A don at the University of Ibadan, Ibrahim Olatunde Uthman has advocated for the compulsory inclusion of religious ethics in the lesson contents for students at all levels in order to curb social vices.
He was speaking with EduCeleb.com shortly after delivering a lecture titled “The role of examining bodies in nation building and socio-religious harmony” at the Annual Ramadan Lecture organised by the West African Examinations Council (WAEC) Muslim Community over the weekend in Lagos.
The Senior Lecturer in the Department of Arabic and Islamic Studies at the UI also cautioned teachers and examiners against setting inciting questions for their students.
“We need religious ethics generally at all levels. Some of the challenges we are facing in our society today such as cultism, kidnapping, and terrorism. It is time we started including religious ethics in what we teach and examine students about at all levels, including exam bodies like WAEC, JAMB and NECO.
“Through this, we are creating a well informed into this world. The youth today know how to use different ICT gadgets for different purposes. So, if you don’t inculcate religious ethics in them, they may destroy the society.” he stated.
Dr Uthman added that such efforts would mean that religious studies would be mandatory for students at all levels of education.
“By implication, religious studies – Christian Religious Studies and Islamic Religious Studies – would be compulsory at all levels of education. If you are Christian, take CRS, and if you are a Muslim, take IRS. That is to inculcate in them God’s consciousness and that will help our society,” he said.
While flaying some examiners for setting inciting test questions, he identified negative bias towards the faith of others as the root of it.
“Usually, inciting questions come up because of religious bias. If, as a Muslim, I think I should attack Christians, if I set questions for my students, I can set those that abuse Christianity.
“But we are saying that this is wrong. It is not fostering religious harmony. That is why it is our duty. At all levels of exams when people set questions, some people moderate the questions. When you see that a question is inciting, that question should be struck out so as to limit the problem of religious crisis we have in the society,” he added.

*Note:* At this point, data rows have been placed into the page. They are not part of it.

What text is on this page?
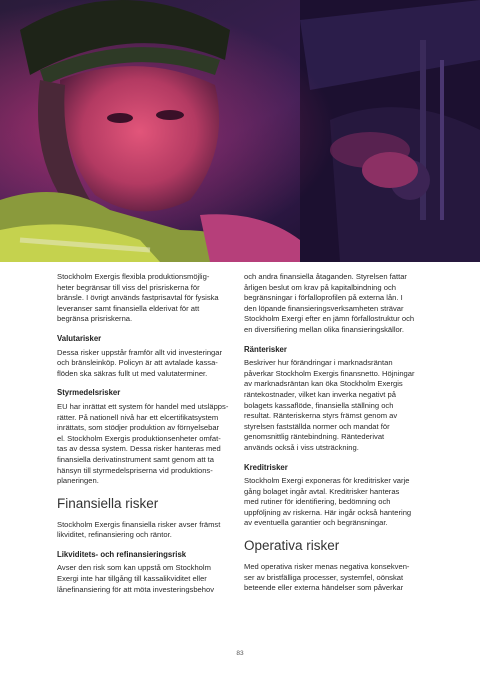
Stockholm Exergis flexibla produktionsmöjlig-
heter begränsar till viss del prisriskerna för
bränsle. I övrigt används fastprisavtal för fysiska
leveranser samt finansiella elderivat för att
begränsa prisriskerna.

Valutarisker

Dessa risker uppstår framför allt vid investeringar
och bränsleinköp. Policyn är att avtalade kassa-
flöden ska säkras fullt ut med valutaterminer.

Styrmedelsrisker

EU har inrättat ett system för handel med utsläpps-
rätter. På nationell nivå har ett elcertifikatsystem
inrättats, som stödjer produktion av förnyelsebar
el. Stockholm Exergis produktionsenheter omfat-
tas av dessa system. Dessa risker hanteras med
finansiella derivatinstrument samt genom att ta
hänsyn till styrmedelspriserna vid produktions-
planeringen.

Finansiella risker

Stockholm Exergis finansiella risker avser främst
likviditet, refinansiering och räntor.

Likviditets- och refinansieringsrisk

Avser den risk som kan uppstå om Stockholm
Exergi inte har tillgång till kassalikviditet eller
lånefinansiering för att möta investeringsbehov

och andra finansiella åtaganden. Styrelsen fattar
årligen beslut om krav på kapitalbindning och
begränsningar i förfalloprofilen på externa lån. I
den löpande finansieringsverksamheten strävar
Stockholm Exergi efter en jämn förfallostruktur och
en diversifiering mellan olika finansieringskällor.

Ränterisker

Beskriver hur förändringar i marknadsräntan
påverkar Stockholm Exergis finansnetto. Höjningar
av marknadsräntan kan öka Stockholm Exergis
räntekostnader, vilket kan inverka negativt på
bolagets kassaflöde, finansiella ställning och
resultat. Ränteriskerna styrs främst genom av
styrelsen fastställda normer och mandat för
genomsnittlig räntebindning. Räntederivat
används också i viss utsträckning.

Kreditrisker

Stockholm Exergi exponeras för kreditrisker varje
gång bolaget ingår avtal. Kreditrisker hanteras
med rutiner för identifiering, bedömning och
uppföljning av riskerna. Här ingår också hantering
av eventuella garantier och begränsningar.

Operativa risker

Med operativa risker menas negativa konsekven-
ser av bristfälliga processer, systemfel, oönskat
beteende eller externa händelser som påverkar

83
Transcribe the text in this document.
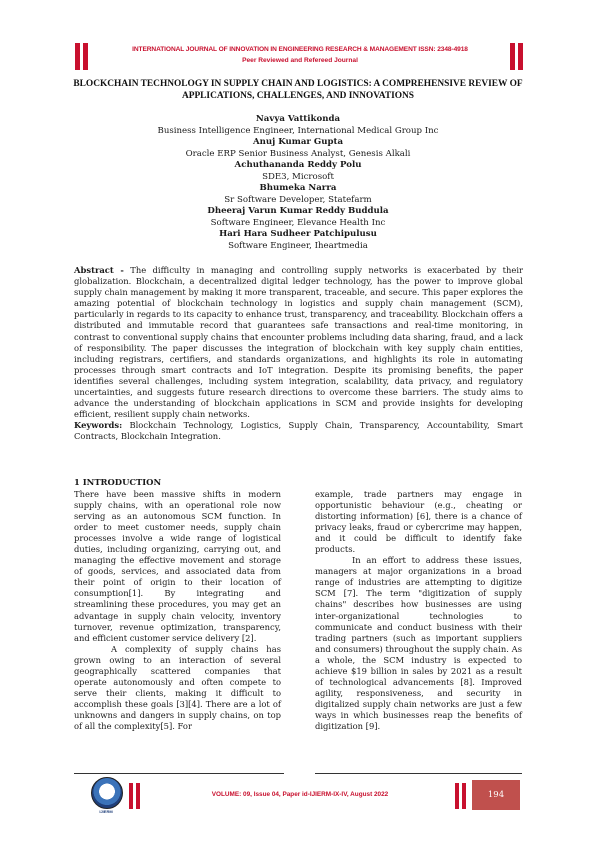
INTERNATIONAL JOURNAL OF INNOVATION IN ENGINEERING RESEARCH & MANAGEMENT ISSN: 2348-4918
Peer Reviewed and Refereed Journal
BLOCKCHAIN TECHNOLOGY IN SUPPLY CHAIN AND LOGISTICS: A COMPREHENSIVE REVIEW OF APPLICATIONS, CHALLENGES, AND INNOVATIONS
Navya Vattikonda
Business Intelligence Engineer, International Medical Group Inc
Anuj Kumar Gupta
Oracle ERP Senior Business Analyst, Genesis Alkali
Achuthananda Reddy Polu
SDE3, Microsoft
Bhumeka Narra
Sr Software Developer, Statefarm
Dheeraj Varun Kumar Reddy Buddula
Software Engineer, Elevance Health Inc
Hari Hara Sudheer Patchipulusu
Software Engineer, Iheartmedia
Abstract - The difficulty in managing and controlling supply networks is exacerbated by their globalization. Blockchain, a decentralized digital ledger technology, has the power to improve global supply chain management by making it more transparent, traceable, and secure. This paper explores the amazing potential of blockchain technology in logistics and supply chain management (SCM), particularly in regards to its capacity to enhance trust, transparency, and traceability. Blockchain offers a distributed and immutable record that guarantees safe transactions and real-time monitoring, in contrast to conventional supply chains that encounter problems including data sharing, fraud, and a lack of responsibility. The paper discusses the integration of blockchain with key supply chain entities, including registrars, certifiers, and standards organizations, and highlights its role in automating processes through smart contracts and IoT integration. Despite its promising benefits, the paper identifies several challenges, including system integration, scalability, data privacy, and regulatory uncertainties, and suggests future research directions to overcome these barriers. The study aims to advance the understanding of blockchain applications in SCM and provide insights for developing efficient, resilient supply chain networks.
Keywords: Blockchain Technology, Logistics, Supply Chain, Transparency, Accountability, Smart Contracts, Blockchain Integration.
1 INTRODUCTION

There have been massive shifts in modern supply chains, with an operational role now serving as an autonomous SCM function. In order to meet customer needs, supply chain processes involve a wide range of logistical duties, including organizing, carrying out, and managing the effective movement and storage of goods, services, and associated data from their point of origin to their location of consumption[1]. By integrating and streamlining these procedures, you may get an advantage in supply chain velocity, inventory turnover, revenue optimization, transparency, and efficient customer service delivery [2].

A complexity of supply chains has grown owing to an interaction of several geographically scattered companies that operate autonomously and often compete to serve their clients, making it difficult to accomplish these goals [3][4]. There are a lot of unknowns and dangers in supply chains, on top of all the complexity[5]. For

example, trade partners may engage in opportunistic behaviour (e.g., cheating or distorting information) [6], there is a chance of privacy leaks, fraud or cybercrime may happen, and it could be difficult to identify fake products.

In an effort to address these issues, managers at major organizations in a broad range of industries are attempting to digitize SCM [7]. The term "digitization of supply chains" describes how businesses are using inter-organizational technologies to communicate and conduct business with their trading partners (such as important suppliers and consumers) throughout the supply chain. As a whole, the SCM industry is expected to achieve $19 billion in sales by 2021 as a result of technological advancements [8]. Improved agility, responsiveness, and security in digitalized supply chain networks are just a few ways in which businesses reap the benefits of digitization [9].

IJIERM
VOLUME: 09, Issue 04, Paper id-IJIERM-IX-IV, August 2022	194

The Islamic University of Malaysia alumnus also added his voice to calls against violent terrorism while noting the role academics play in such a cause. He challenged the media to promote such too.
“Different religious professional organisations hold conferences and seminars to educate people. Whether those would attend such seminars is another thing.
“This is where the media must also help. If you gather people together, those you gathered together are sizable. The media needs to assist us in dissemination of such messages to larger members of the public,” he said.
Among such organisations involved in fighting violent terrorism intellectually is the National Association for the Study of Religion and Education (NASRED) which holds various events towards such a cause.
He also gave the instance of his invitation by the Imam Corps of the Nigerian Air force to deliver a lecture on combating terrorism using religion as he called on other entities to assist in reaching more people and achieving peace.
The event also witnessed a health talk delivered by a Senior Lecturer and Consultant Nephrologist at the University of Lagos College of Medicine, Dr Taslim Babawale Bello.
Speaking on the choice of the topics for the lecture, Chairman of the Organising Committee for the Ramadan Lecture, Alhaji Adekunle Yusuf
“As an examination body, we need to inform, educate and enlighten people about the connection between religion and examination bodies, how they coexist and how they assist each other in the development of the nation.
The Deputy Director of Finance at WAEC said that the health talk was to help participants deal with health challenges during and after the month of Ramadan.